Ce projet est né peu après le confinement de 2020, et en résonance avec le mouvement Black Lives Matter en France. Je n’ai pas apprécié la façon dont il a été transposé ici : ce mouvement qui se voulait fédérateur s’est retrouvé à diviser encore plus notre société. En prenant un peu de recul, je me suis interrogé : dans l’imaginaire collectif, ma discipline est un sport réservé à une certaine élite sociale. Je me suis demandé si les discriminations et problématiques sociétales se retrouvaient dans ma discipline, et j’ai été heureux de pouvoir dire que ça n’était pas le cas.
Il existe, au sein des équipes de France d’escrime, une diversité dont je suis fier, et c’est le vivre ensemble qui prévaut indépendamment des origines. Partant de ce constat, je me suis attelé à photographier une vingtaine de mes coéquipiers indépendamment de leurs âges, sexes, origines sociales, origines géographiques, etc. Il en est ressorti cette série Behind the Mask qui rend hommage à la diversité existant au sein des équipes de France d’escrime.
Hommage à tes coéquipiers, réflexion sur les valeurs associées à ce sport… Qu’as-tu choisi de questionner à travers ce projet ?
À travers ce projet, je me suis penché sur l’accessibilité de l’escrime. Si on observe déjà des progrès, il y a encore beaucoup a faire pour casser l’image de ce sport jugé « inaccessible ».
Tu abordes aussi la notion de la sous-représentation des femmes dans ce domaine, où en sommes-nous ?
On observe aussi beaucoup de progrès. Les femmes sont équitablement représentées dans toutes les compétitions, ce qui n’était pas le cas jusqu’en 2004, notamment aux Jeux olympiques.

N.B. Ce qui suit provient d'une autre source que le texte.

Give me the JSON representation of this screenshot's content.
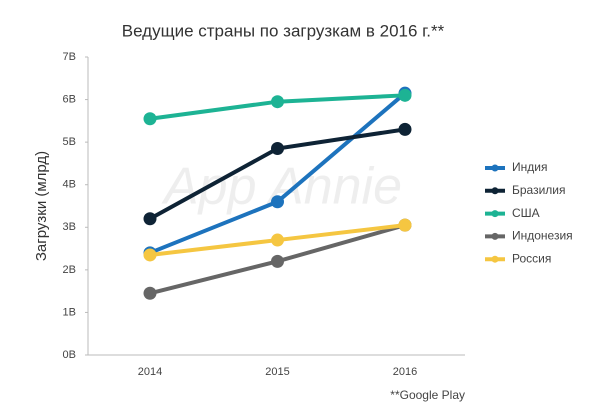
{
  "chart_data": {
    "type": "line",
    "title": "Ведущие страны по загрузкам в 2016 г.**",
    "y_label": "Загрузки (млрд)",
    "watermark": "App Annie",
    "footnote": "**Google Play",
    "categories": [
      "2014",
      "2015",
      "2016"
    ],
    "series": [
      {
        "name": "Индия",
        "color": "#1d73bd",
        "values": [
          2.4,
          3.6,
          6.15
        ]
      },
      {
        "name": "Бразилия",
        "color": "#0e2335",
        "values": [
          3.2,
          4.85,
          5.3
        ]
      },
      {
        "name": "США",
        "color": "#1db394",
        "values": [
          5.55,
          5.95,
          6.1
        ]
      },
      {
        "name": "Индонезия",
        "color": "#666666",
        "values": [
          1.45,
          2.2,
          3.05
        ]
      },
      {
        "name": "Россия",
        "color": "#f5c641",
        "values": [
          2.35,
          2.7,
          3.05
        ]
      }
    ],
    "ylim": [
      0,
      7
    ],
    "yticks": [
      {
        "value": 0,
        "label": "0B"
      },
      {
        "value": 1,
        "label": "1B"
      },
      {
        "value": 2,
        "label": "2B"
      },
      {
        "value": 3,
        "label": "3B"
      },
      {
        "value": 4,
        "label": "4B"
      },
      {
        "value": 5,
        "label": "5B"
      },
      {
        "value": 6,
        "label": "6B"
      },
      {
        "value": 7,
        "label": "7B"
      }
    ],
    "legend": "right"
  }
}
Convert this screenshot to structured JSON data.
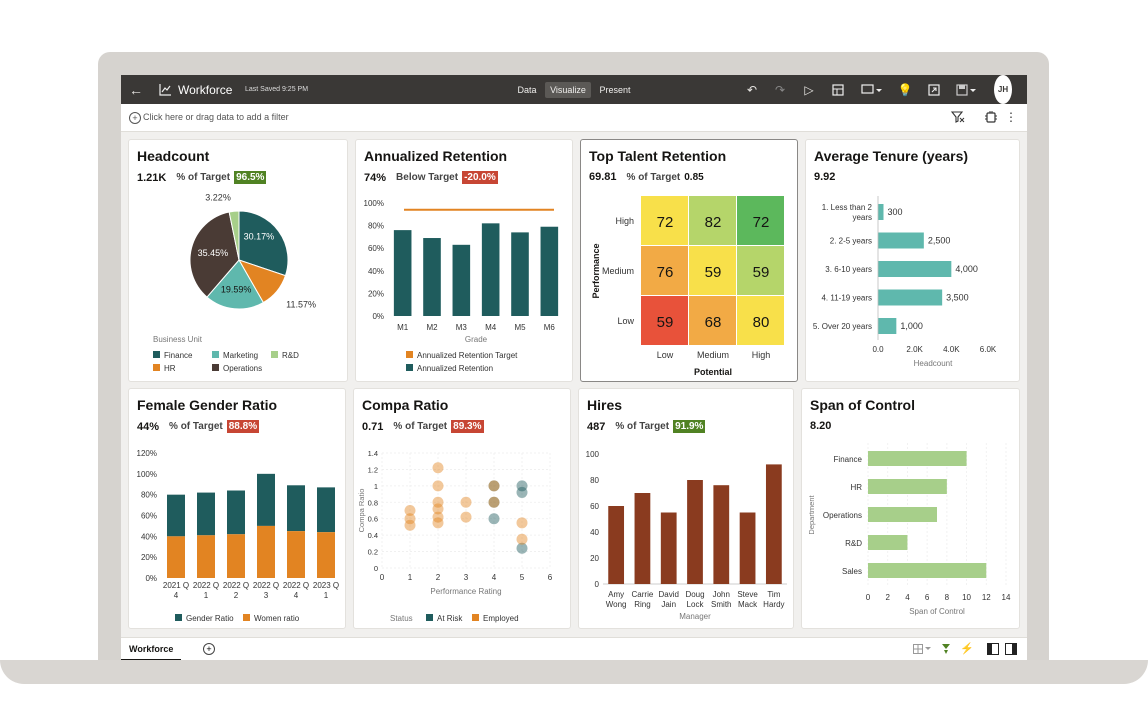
{
  "app": {
    "title": "Workforce",
    "last_saved": "Last Saved 9:25 PM",
    "modes": [
      "Data",
      "Visualize",
      "Present"
    ],
    "active_mode": "Visualize",
    "user_initials": "JH",
    "filter_placeholder": "Click here or drag data to add a filter",
    "sheet_tab": "Workforce",
    "add_tab": "+"
  },
  "icons": {
    "back": "back-arrow-icon",
    "viz": "line-chart-icon",
    "undo": "undo-icon",
    "redo": "redo-icon",
    "play": "play-icon",
    "data_actions": "data-actions-icon",
    "comment": "comment-icon",
    "insights": "lightbulb-icon",
    "export": "export-icon",
    "save": "save-icon",
    "filter_add": "filter-plus-icon",
    "auto_insights": "auto-insights-icon",
    "more": "more-vertical-icon",
    "filter_clear": "filter-clear-icon",
    "grid": "grid-icon",
    "refresh": "refresh-icon",
    "layout_left": "layout-left-icon",
    "layout_right": "layout-right-icon"
  },
  "colors": {
    "teal_dark": "#1f5c5d",
    "teal_light": "#5fb8ad",
    "orange": "#e28422",
    "green_light": "#a7cf8a",
    "brown_dark": "#4a3b35",
    "brown": "#8a3b1f",
    "good": "#508223",
    "bad": "#c74634",
    "heat_green": "#5cb85c",
    "heat_lime": "#b5d56a",
    "heat_yellow": "#f8e04a",
    "heat_orange": "#f2aa45",
    "heat_red": "#e8523a"
  },
  "cards": {
    "headcount": {
      "title": "Headcount",
      "value": "1.21K",
      "label": "% of Target",
      "badge": "96.5%"
    },
    "retention": {
      "title": "Annualized Retention",
      "value": "74%",
      "label": "Below Target",
      "badge": "-20.0%"
    },
    "talent": {
      "title": "Top Talent Retention",
      "value": "69.81",
      "label": "% of Target",
      "badge": "0.85"
    },
    "tenure": {
      "title": "Average Tenure (years)",
      "value": "9.92"
    },
    "gender": {
      "title": "Female Gender Ratio",
      "value": "44%",
      "label": "% of Target",
      "badge": "88.8%"
    },
    "compa": {
      "title": "Compa Ratio",
      "value": "0.71",
      "label": "% of Target",
      "badge": "89.3%"
    },
    "hires": {
      "title": "Hires",
      "value": "487",
      "label": "% of Target",
      "badge": "91.9%"
    },
    "span": {
      "title": "Span of Control",
      "value": "8.20"
    }
  },
  "chart_data": [
    {
      "id": "headcount",
      "type": "pie",
      "legend_title": "Business Unit",
      "slices": [
        {
          "name": "Finance",
          "value": 30.17,
          "label": "30.17%",
          "color": "#1f5c5d"
        },
        {
          "name": "HR",
          "value": 11.57,
          "label": "11.57%",
          "color": "#e28422"
        },
        {
          "name": "Marketing",
          "value": 19.59,
          "label": "19.59%",
          "color": "#5fb8ad"
        },
        {
          "name": "Operations",
          "value": 35.45,
          "label": "35.45%",
          "color": "#4a3b35"
        },
        {
          "name": "R&D",
          "value": 3.22,
          "label": "3.22%",
          "color": "#a7cf8a"
        }
      ],
      "legend": [
        "Finance",
        "Marketing",
        "R&D",
        "HR",
        "Operations"
      ]
    },
    {
      "id": "retention",
      "type": "bar",
      "categories": [
        "M1",
        "M2",
        "M3",
        "M4",
        "M5",
        "M6"
      ],
      "values": [
        76,
        69,
        63,
        82,
        74,
        79
      ],
      "target": 94,
      "xlabel": "Grade",
      "ylim": [
        0,
        100
      ],
      "yticks": [
        "0%",
        "20%",
        "40%",
        "60%",
        "80%",
        "100%"
      ],
      "legend": [
        "Annualized Retention Target",
        "Annualized Retention"
      ]
    },
    {
      "id": "talent",
      "type": "heatmap",
      "rows": [
        "High",
        "Medium",
        "Low"
      ],
      "cols": [
        "Low",
        "Medium",
        "High"
      ],
      "values": [
        [
          72,
          82,
          72
        ],
        [
          76,
          59,
          59
        ],
        [
          59,
          68,
          80
        ]
      ],
      "cell_colors": [
        [
          "#f8e04a",
          "#b5d56a",
          "#5cb85c"
        ],
        [
          "#f2aa45",
          "#f8e04a",
          "#b5d56a"
        ],
        [
          "#e8523a",
          "#f2aa45",
          "#f8e04a"
        ]
      ],
      "xlabel": "Potential",
      "ylabel": "Performance"
    },
    {
      "id": "tenure",
      "type": "bar",
      "categories": [
        "1. Less than 2 years",
        "2. 2-5 years",
        "3. 6-10 years",
        "4. 11-19 years",
        "5. Over 20 years"
      ],
      "values": [
        300,
        2500,
        4000,
        3500,
        1000
      ],
      "value_labels": [
        "300",
        "2,500",
        "4,000",
        "3,500",
        "1,000"
      ],
      "xlim": [
        0,
        6000
      ],
      "xticks": [
        "0.0",
        "2.0K",
        "4.0K",
        "6.0K"
      ],
      "xlabel": "Headcount"
    },
    {
      "id": "gender",
      "type": "bar",
      "categories": [
        "2021 Q 4",
        "2022 Q 1",
        "2022 Q 2",
        "2022 Q 3",
        "2022 Q 4",
        "2023 Q 1"
      ],
      "series": [
        {
          "name": "Women ratio",
          "values": [
            40,
            41,
            42,
            50,
            45,
            44
          ]
        },
        {
          "name": "Gender Ratio",
          "values": [
            40,
            41,
            42,
            50,
            44,
            43
          ]
        }
      ],
      "ylim": [
        0,
        120
      ],
      "yticks": [
        "0%",
        "20%",
        "40%",
        "60%",
        "80%",
        "100%",
        "120%"
      ],
      "legend": [
        "Gender Ratio",
        "Women ratio"
      ]
    },
    {
      "id": "compa",
      "type": "scatter",
      "xlabel": "Performance Rating",
      "ylabel": "Compa Ratio",
      "xlim": [
        0,
        6
      ],
      "ylim": [
        0,
        1.4
      ],
      "xticks": [
        "0",
        "1",
        "2",
        "3",
        "4",
        "5",
        "6"
      ],
      "yticks": [
        "0",
        "0.2",
        "0.4",
        "0.6",
        "0.8",
        "1",
        "1.2",
        "1.4"
      ],
      "legend_title": "Status",
      "legend": [
        "At Risk",
        "Employed"
      ],
      "points": [
        {
          "x": 1,
          "y": 0.7,
          "s": "Employed"
        },
        {
          "x": 1,
          "y": 0.6,
          "s": "Employed"
        },
        {
          "x": 1,
          "y": 0.52,
          "s": "Employed"
        },
        {
          "x": 2,
          "y": 1.22,
          "s": "Employed"
        },
        {
          "x": 2,
          "y": 1.0,
          "s": "Employed"
        },
        {
          "x": 2,
          "y": 0.8,
          "s": "Employed"
        },
        {
          "x": 2,
          "y": 0.72,
          "s": "Employed"
        },
        {
          "x": 2,
          "y": 0.62,
          "s": "Employed"
        },
        {
          "x": 2,
          "y": 0.55,
          "s": "Employed"
        },
        {
          "x": 3,
          "y": 0.8,
          "s": "Employed"
        },
        {
          "x": 3,
          "y": 0.62,
          "s": "Employed"
        },
        {
          "x": 4,
          "y": 1.0,
          "s": "At Risk"
        },
        {
          "x": 4,
          "y": 0.8,
          "s": "At Risk"
        },
        {
          "x": 4,
          "y": 0.6,
          "s": "At Risk"
        },
        {
          "x": 4,
          "y": 1.0,
          "s": "Employed"
        },
        {
          "x": 4,
          "y": 0.8,
          "s": "Employed"
        },
        {
          "x": 5,
          "y": 1.0,
          "s": "At Risk"
        },
        {
          "x": 5,
          "y": 0.92,
          "s": "At Risk"
        },
        {
          "x": 5,
          "y": 0.24,
          "s": "At Risk"
        },
        {
          "x": 5,
          "y": 0.55,
          "s": "Employed"
        },
        {
          "x": 5,
          "y": 0.35,
          "s": "Employed"
        }
      ]
    },
    {
      "id": "hires",
      "type": "bar",
      "categories": [
        "Amy Wong",
        "Carrie Ring",
        "David Jain",
        "Doug Lock",
        "John Smith",
        "Steve Mack",
        "Tim Hardy"
      ],
      "cat_lines": [
        [
          "Amy",
          "Wong"
        ],
        [
          "Carrie",
          "Ring"
        ],
        [
          "David",
          "Jain"
        ],
        [
          "Doug",
          "Lock"
        ],
        [
          "John",
          "Smith"
        ],
        [
          "Steve",
          "Mack"
        ],
        [
          "Tim",
          "Hardy"
        ]
      ],
      "values": [
        60,
        70,
        55,
        80,
        76,
        55,
        92
      ],
      "xlabel": "Manager",
      "ylim": [
        0,
        100
      ],
      "yticks": [
        "0",
        "20",
        "40",
        "60",
        "80",
        "100"
      ]
    },
    {
      "id": "span",
      "type": "bar",
      "categories": [
        "Finance",
        "HR",
        "Operations",
        "R&D",
        "Sales"
      ],
      "values": [
        10,
        8,
        7,
        4,
        12
      ],
      "xlim": [
        0,
        14
      ],
      "xticks": [
        "0",
        "2",
        "4",
        "6",
        "8",
        "10",
        "12",
        "14"
      ],
      "xlabel": "Span of Control",
      "ylabel": "Department"
    }
  ]
}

À qui s’adresse cet ouvrage ?
Au fan d’escrime et de sport en général et, je l’espère, à tous les enfants qui souhaitent faire de l’escrime mais qui ont toujours pensé ce sport inaccessible. Ce livre est destiné à leur faire comprendre que ce n’est pas le cas. Behind the mask s’adresse à l’amateur de photo aussi.
Un dernier mot ?
Je suis actuellement en train de finaliser un ouvrage avec Fisheye. Il rassemblera les photos que j’ai prises l’été dernier pendant les Jeux olympiques de Tokyo.